JSAI2025

Presentation information

General Session

General Session » GS-2 Machine learning

[2S1-GS-2] Machine learning:

Wed. May 28, 2025 9:00 AM - 10:40 AM Room S (Room 701-2)

座長:森山 甲一(名古屋工業大学)

9:40 AM - 10:00 AM

[2S1-GS-2-03] Reservoir computing with generalized readout based on generalized synchronization

〇Akane Ohkubo1, Masanobu Inubushi1,2,3 (1. Tokyo University of Science, 2. Osaka Univ., 3. Cambridge Univ.)

Keywords:Neural network

Reservoir computing is a machine learning framework that exploits nonlinear dynamics, exhibiting significant computational capabilities. One of the defining characteristics of reservoir computing is that only linear output, given by a linear combination of reservoir variables, is trained. Inspired by recent mathematical studies of generalized synchronization, we propose a novel reservoir computing framework with a generalized readout, including a nonlinear combination of reservoir variables. Learning prediction tasks can be formulated as an approximation problem of a target map that provides true prediction values. Analysis of the map suggests an interpretation that the linear readout corresponds to a linearization of the map, and further that the generalized readout corresponds to a higher-order approximation of the map.
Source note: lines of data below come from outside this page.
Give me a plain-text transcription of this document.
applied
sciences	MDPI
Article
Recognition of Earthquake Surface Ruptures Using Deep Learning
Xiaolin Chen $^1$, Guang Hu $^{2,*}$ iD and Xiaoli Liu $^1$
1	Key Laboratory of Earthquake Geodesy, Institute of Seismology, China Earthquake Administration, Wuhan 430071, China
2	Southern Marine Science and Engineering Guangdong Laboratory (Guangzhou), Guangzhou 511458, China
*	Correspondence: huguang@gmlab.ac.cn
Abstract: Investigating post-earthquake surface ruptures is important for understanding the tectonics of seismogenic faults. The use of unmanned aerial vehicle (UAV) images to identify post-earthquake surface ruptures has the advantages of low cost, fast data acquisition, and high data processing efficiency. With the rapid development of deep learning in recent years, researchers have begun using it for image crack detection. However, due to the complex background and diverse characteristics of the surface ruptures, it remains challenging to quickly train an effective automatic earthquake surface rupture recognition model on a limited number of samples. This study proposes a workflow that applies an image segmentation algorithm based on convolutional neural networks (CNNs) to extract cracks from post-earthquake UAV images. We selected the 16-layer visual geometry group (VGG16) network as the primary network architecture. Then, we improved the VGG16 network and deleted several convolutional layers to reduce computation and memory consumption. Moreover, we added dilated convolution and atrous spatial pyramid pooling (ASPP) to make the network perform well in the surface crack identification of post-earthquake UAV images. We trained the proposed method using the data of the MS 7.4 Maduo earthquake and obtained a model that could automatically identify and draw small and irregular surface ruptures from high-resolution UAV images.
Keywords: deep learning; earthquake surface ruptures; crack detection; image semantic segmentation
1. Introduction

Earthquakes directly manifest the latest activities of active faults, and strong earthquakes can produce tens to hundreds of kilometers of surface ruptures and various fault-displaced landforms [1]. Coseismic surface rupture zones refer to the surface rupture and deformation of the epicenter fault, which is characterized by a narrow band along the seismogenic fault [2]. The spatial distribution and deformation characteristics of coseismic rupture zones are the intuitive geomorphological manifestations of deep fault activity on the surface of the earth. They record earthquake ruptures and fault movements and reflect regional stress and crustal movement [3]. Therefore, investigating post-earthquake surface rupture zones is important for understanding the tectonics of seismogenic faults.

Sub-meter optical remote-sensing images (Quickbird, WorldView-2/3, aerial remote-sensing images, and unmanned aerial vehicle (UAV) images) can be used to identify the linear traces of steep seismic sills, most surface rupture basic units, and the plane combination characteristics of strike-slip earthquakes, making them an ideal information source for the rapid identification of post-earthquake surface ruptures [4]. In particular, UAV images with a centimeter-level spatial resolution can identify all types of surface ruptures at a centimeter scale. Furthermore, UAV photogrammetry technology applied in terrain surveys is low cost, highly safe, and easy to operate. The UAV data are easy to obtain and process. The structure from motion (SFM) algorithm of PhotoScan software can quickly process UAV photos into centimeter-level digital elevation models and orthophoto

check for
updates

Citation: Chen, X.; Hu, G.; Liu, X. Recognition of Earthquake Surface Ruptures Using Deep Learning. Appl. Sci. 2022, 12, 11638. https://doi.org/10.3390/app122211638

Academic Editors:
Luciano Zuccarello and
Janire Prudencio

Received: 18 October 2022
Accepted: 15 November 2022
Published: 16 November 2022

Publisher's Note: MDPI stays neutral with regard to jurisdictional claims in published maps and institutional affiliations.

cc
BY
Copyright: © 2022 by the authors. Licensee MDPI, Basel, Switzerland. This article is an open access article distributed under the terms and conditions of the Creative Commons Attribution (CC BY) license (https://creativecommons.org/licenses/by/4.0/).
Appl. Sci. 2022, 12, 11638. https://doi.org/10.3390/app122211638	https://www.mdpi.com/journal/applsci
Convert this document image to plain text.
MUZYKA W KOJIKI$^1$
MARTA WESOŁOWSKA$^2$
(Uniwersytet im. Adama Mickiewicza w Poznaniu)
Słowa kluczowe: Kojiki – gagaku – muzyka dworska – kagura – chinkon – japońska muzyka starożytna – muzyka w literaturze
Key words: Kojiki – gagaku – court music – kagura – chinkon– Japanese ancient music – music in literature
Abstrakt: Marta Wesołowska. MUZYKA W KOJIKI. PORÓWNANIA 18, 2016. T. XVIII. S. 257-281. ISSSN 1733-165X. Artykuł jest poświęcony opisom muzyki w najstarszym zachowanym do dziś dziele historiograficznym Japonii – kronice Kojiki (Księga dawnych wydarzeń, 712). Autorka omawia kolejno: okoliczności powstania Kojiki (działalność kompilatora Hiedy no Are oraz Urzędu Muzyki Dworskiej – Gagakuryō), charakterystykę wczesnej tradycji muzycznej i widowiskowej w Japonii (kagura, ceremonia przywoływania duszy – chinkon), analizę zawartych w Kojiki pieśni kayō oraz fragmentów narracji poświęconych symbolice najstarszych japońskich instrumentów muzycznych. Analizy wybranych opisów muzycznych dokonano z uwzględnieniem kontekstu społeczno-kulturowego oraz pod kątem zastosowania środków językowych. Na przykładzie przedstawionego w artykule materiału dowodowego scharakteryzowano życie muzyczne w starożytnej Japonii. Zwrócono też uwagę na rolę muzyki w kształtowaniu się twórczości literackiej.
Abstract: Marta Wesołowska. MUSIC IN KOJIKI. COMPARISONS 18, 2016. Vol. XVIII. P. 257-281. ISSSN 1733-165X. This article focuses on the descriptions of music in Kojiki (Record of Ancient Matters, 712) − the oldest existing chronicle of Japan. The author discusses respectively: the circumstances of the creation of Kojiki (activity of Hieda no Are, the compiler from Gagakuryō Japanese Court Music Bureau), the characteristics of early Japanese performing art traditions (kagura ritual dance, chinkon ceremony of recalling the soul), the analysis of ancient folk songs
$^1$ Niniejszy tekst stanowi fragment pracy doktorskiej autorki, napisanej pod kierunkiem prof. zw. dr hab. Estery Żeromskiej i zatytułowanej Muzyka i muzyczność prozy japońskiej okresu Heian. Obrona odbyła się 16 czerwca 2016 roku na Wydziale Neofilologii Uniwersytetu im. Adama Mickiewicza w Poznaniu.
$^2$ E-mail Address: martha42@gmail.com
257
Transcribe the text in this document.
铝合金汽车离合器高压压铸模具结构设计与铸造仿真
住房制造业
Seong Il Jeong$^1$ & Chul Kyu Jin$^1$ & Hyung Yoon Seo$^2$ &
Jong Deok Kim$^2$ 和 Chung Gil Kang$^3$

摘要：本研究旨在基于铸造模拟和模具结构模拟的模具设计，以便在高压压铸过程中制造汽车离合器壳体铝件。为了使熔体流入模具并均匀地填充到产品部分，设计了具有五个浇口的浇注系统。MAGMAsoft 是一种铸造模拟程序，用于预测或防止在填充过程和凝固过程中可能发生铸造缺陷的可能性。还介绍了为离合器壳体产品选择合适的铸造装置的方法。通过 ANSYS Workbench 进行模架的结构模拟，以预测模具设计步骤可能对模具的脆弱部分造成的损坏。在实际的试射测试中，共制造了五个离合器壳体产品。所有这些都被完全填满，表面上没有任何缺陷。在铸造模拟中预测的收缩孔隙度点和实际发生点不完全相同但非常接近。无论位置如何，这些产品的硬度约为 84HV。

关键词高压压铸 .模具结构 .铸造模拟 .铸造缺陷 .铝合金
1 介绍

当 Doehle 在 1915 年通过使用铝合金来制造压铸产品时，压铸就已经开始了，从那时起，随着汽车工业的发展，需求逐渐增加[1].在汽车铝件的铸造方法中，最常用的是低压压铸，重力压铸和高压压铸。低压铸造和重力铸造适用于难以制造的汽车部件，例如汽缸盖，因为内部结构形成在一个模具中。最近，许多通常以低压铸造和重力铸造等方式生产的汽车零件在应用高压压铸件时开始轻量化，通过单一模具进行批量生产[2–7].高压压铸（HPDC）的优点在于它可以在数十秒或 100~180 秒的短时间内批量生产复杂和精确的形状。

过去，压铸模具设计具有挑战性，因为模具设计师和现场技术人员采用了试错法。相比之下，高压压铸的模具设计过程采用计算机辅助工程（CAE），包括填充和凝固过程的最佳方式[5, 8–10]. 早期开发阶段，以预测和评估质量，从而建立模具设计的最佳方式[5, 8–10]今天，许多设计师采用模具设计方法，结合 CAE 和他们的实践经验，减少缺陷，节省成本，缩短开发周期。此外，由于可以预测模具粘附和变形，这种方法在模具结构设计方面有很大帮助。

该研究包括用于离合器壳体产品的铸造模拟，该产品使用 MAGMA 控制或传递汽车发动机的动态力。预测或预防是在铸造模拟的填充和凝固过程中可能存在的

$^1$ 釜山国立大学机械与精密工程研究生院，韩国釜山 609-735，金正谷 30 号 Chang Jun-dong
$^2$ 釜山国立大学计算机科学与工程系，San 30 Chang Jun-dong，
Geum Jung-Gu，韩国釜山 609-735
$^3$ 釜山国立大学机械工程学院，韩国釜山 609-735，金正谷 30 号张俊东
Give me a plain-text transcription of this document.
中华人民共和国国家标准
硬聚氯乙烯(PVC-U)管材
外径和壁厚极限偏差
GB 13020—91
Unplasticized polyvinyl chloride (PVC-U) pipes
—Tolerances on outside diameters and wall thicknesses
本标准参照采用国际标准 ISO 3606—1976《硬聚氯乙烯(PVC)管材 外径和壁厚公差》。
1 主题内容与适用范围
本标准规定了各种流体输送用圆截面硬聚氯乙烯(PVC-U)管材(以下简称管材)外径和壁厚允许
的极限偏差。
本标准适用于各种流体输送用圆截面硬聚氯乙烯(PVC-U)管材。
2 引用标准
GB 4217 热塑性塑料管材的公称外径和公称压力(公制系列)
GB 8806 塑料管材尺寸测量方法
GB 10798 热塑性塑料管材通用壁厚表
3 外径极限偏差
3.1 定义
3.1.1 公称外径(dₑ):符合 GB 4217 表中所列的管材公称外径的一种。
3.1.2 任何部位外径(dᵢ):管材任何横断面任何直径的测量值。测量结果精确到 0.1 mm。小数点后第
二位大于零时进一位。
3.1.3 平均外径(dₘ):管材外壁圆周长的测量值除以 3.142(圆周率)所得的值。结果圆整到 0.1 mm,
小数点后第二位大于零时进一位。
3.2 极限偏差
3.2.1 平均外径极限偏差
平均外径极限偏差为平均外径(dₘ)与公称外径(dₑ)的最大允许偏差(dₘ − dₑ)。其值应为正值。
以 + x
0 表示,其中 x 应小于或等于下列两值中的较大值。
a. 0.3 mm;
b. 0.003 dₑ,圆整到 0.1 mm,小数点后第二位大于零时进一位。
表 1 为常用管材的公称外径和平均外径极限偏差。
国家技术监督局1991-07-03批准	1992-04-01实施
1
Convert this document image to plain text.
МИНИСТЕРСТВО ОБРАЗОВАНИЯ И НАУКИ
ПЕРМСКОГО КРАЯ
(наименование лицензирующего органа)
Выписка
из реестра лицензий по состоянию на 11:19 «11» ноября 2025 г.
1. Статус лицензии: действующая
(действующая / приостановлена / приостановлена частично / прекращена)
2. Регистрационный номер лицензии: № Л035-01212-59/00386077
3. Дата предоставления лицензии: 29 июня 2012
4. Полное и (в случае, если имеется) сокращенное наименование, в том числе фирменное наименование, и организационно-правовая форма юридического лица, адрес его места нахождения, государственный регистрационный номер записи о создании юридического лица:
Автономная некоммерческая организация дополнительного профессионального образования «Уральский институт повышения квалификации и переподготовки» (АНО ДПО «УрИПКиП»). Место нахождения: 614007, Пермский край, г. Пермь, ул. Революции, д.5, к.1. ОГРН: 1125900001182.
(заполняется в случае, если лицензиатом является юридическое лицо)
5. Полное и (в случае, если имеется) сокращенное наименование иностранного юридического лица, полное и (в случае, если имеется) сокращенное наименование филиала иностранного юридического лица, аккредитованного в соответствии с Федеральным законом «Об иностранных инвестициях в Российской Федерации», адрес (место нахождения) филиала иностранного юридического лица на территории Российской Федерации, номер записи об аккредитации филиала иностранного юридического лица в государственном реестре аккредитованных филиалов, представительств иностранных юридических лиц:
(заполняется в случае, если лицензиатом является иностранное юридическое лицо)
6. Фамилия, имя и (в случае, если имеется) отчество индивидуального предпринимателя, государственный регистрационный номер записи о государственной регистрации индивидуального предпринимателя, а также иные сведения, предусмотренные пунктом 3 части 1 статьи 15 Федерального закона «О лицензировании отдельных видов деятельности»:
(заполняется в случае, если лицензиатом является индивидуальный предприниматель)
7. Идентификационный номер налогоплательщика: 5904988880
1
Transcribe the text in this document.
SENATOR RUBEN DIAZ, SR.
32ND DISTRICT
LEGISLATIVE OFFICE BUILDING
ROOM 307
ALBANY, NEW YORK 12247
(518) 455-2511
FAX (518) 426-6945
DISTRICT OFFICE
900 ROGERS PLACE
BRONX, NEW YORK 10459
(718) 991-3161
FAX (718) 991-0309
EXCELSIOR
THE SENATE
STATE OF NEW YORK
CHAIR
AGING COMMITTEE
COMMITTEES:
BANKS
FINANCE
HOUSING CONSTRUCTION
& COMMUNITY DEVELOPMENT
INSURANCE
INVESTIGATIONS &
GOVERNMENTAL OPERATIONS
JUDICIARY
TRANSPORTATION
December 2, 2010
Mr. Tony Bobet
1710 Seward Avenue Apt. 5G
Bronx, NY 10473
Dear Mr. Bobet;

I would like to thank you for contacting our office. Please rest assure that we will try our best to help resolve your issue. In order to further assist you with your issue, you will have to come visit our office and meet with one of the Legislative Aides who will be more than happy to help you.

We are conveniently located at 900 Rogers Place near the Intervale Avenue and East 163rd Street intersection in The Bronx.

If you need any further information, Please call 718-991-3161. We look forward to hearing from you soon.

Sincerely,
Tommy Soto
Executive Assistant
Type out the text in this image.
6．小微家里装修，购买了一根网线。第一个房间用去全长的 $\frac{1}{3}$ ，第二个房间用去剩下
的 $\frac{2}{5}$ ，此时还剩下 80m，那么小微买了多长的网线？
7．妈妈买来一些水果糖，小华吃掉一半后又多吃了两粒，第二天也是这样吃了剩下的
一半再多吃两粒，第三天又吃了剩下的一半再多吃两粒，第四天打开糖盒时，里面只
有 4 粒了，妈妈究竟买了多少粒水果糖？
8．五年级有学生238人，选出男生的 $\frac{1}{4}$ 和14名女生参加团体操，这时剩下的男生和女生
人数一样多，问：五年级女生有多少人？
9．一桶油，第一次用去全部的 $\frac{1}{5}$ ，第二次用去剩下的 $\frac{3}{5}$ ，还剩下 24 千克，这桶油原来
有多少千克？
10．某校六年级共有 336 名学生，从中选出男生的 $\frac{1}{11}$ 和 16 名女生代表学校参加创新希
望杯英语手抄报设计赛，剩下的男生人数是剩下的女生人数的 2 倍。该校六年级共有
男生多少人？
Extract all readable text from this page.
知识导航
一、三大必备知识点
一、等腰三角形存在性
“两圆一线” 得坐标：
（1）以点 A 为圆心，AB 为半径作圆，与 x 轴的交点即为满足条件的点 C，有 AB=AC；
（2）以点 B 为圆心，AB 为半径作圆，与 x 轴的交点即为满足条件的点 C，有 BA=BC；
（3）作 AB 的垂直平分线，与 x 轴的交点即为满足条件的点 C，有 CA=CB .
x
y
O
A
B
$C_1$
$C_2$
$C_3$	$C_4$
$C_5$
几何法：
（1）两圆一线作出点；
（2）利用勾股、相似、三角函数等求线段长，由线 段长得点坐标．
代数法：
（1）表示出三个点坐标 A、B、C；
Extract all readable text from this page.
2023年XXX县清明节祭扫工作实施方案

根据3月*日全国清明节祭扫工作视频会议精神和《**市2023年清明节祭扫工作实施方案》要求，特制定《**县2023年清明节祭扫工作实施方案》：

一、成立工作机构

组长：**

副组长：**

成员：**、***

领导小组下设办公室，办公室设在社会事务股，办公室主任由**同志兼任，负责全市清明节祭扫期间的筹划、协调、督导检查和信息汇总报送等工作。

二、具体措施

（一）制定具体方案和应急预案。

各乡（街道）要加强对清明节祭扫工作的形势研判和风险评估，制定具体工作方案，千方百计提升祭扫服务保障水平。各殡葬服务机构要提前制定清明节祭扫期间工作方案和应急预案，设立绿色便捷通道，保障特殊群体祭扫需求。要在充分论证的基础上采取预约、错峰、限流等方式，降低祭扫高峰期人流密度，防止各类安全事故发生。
Numerical study shows that introducing a generalized readout, corresponding to the quadratic and cubic approximation of the map, leads to a significant improvement in accuracy and an unexpected enhancement in robustness in the short- and long-term prediction of Lorenz and Rössler chaos. Towards applications of physical reservoir computing, we particularly focus on how the generalized readout effectively exploits low-dimensional reservoir dynamics.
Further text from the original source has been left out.